Tradition… Tradition!



Photo de Judith Hausman

Lorsque je prépare la version séfarade du charoset (photo de gauche) avec des abricots, des dattes et des amandes, ma famille veut la recette plus familière de grand-mère (photo de droite) avec des pommes, des noix et du vin.

La fête juive de la Pâque est célébrée avec un repas rituel appelé seder. Un certain nombre d'aliments font partie du service, qui est lu à haute voix à table. Tout comme Thanksgiving, il y a aussi certains plats qui font partie du dîner que vous avez juste à avoir - et ils doivent être exactement comme ceux de grand-mère. D'une manière ou d'une autre, nous ne voulons pas de mode lorsque la famille se réunit si rarement pour un repas spécial, n'est-ce pas?

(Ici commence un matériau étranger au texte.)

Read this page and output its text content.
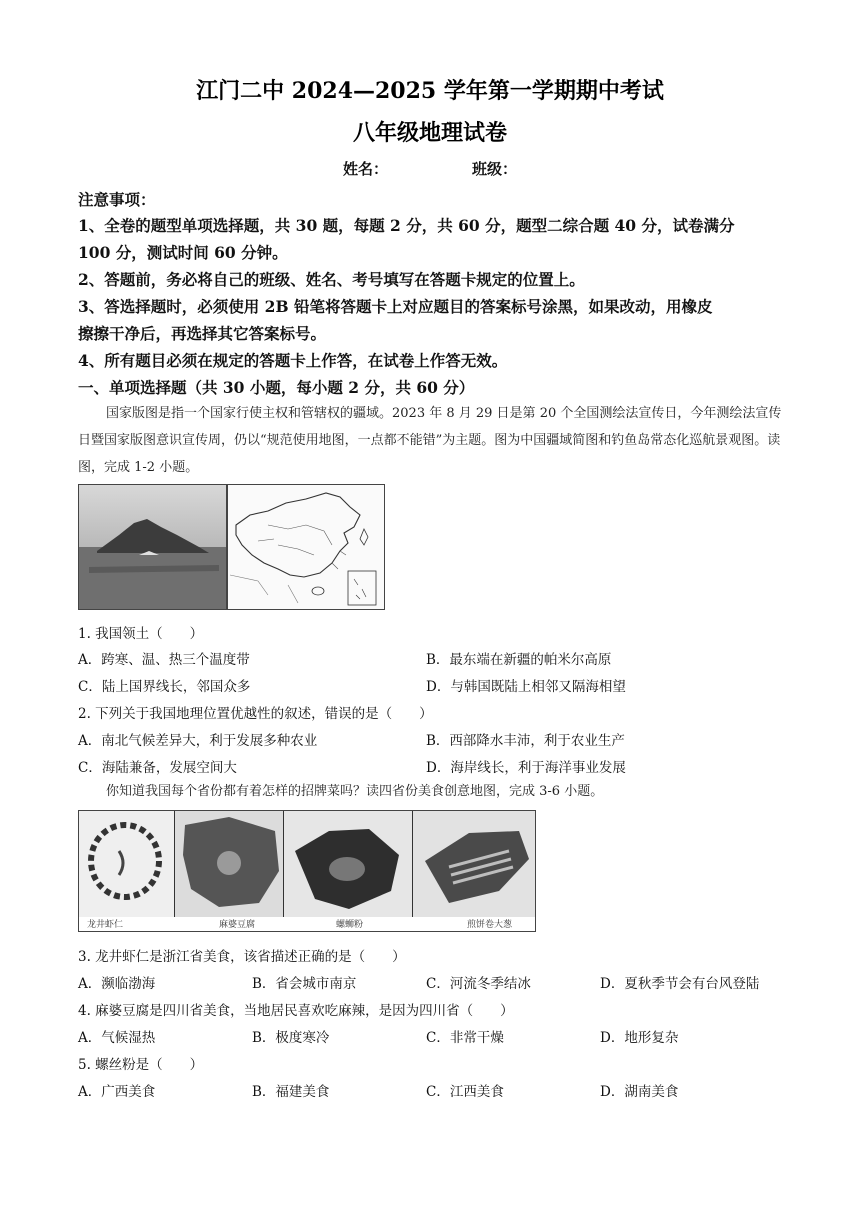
江门二中 2024—2025 学年第一学期期中考试
八年级地理试卷
姓名：	班级：
注意事项：
1、全卷的题型单项选择题，共 30 题，每题 2 分，共 60 分，题型二综合题 40 分，试卷满分
100 分，测试时间 60 分钟。
2、答题前，务必将自己的班级、姓名、考号填写在答题卡规定的位置上。
3、答选择题时，必须使用 2B 铅笔将答题卡上对应题目的答案标号涂黑，如果改动，用橡皮
擦擦干净后，再选择其它答案标号。
4、所有题目必须在规定的答题卡上作答，在试卷上作答无效。
一、单项选择题（共 30 小题，每小题 2 分，共 60 分）
国家版图是指一个国家行使主权和管辖权的疆域。2023 年 8 月 29 日是第 20 个全国测绘法宣传日，今年测绘法宣传日暨国家版图意识宣传周，仍以“规范使用地图，一点都不能错”为主题。图为中国疆域简图和钓鱼岛常态化巡航景观图。读图，完成 1-2 小题。
1. 我国领土（　　）
A．跨寒、温、热三个温度带	B．最东端在新疆的帕米尔高原
C．陆上国界线长，邻国众多	D．与韩国既陆上相邻又隔海相望
2. 下列关于我国地理位置优越性的叙述，错误的是（　　）
A．南北气候差异大，利于发展多种农业	B．西部降水丰沛，利于农业生产
C．海陆兼备，发展空间大	D．海岸线长，利于海洋事业发展
你知道我国每个省份都有着怎样的招牌菜吗？读四省份美食创意地图，完成 3-6 小题。
龙井虾仁	麻婆豆腐	螺蛳粉	煎饼卷大葱
3. 龙井虾仁是浙江省美食，该省描述正确的是（　　）
A．濒临渤海	B．省会城市南京	C．河流冬季结冰	D．夏秋季节会有台风登陆
4. 麻婆豆腐是四川省美食，当地居民喜欢吃麻辣，是因为四川省（　　）
A．气候湿热	B．极度寒冷	C．非常干燥	D．地形复杂
5. 螺丝粉是（　　）
A．广西美食	B．福建美食	C．江西美食	D．湖南美食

Notre famille ne suit pas les règles alimentaires casher, ce qui nous laisse une grande latitude. Néanmoins, lorsque j'ai essayé à plusieurs reprises d'introduire différents plats dans notre seder familial, cela ne fonctionne jamais. Hormis le passage au bon vin des vins de Concord de l'ancien temps, horriblement sucrés, le plus grand changement que nous ayons fait est d'offrir de petites boulettes de poisson gefilte (faites à partir d'un mélange de poisson blanc) comme hors-d'œuvre plutôt que dans l'ensemble parce que la plupart d'entre nous ne les aiment pas vraiment de toute façon. J’ai même essayé d’introduire des traditions d’autres cultures juives, comme des plats italiens ou nord-africains. Nan! Ce doit être la même palette de saveurs germano-européennes avec laquelle nous avons grandi.

Arme secrète

Après la Pâque, les restes des deux versions de charoset peuvent être pliés dans une recette de muffin de base pour un bon petit-déjeuner. Vous voudrez peut-être d'abord vider l'excès de liquide de la version de grand-mère.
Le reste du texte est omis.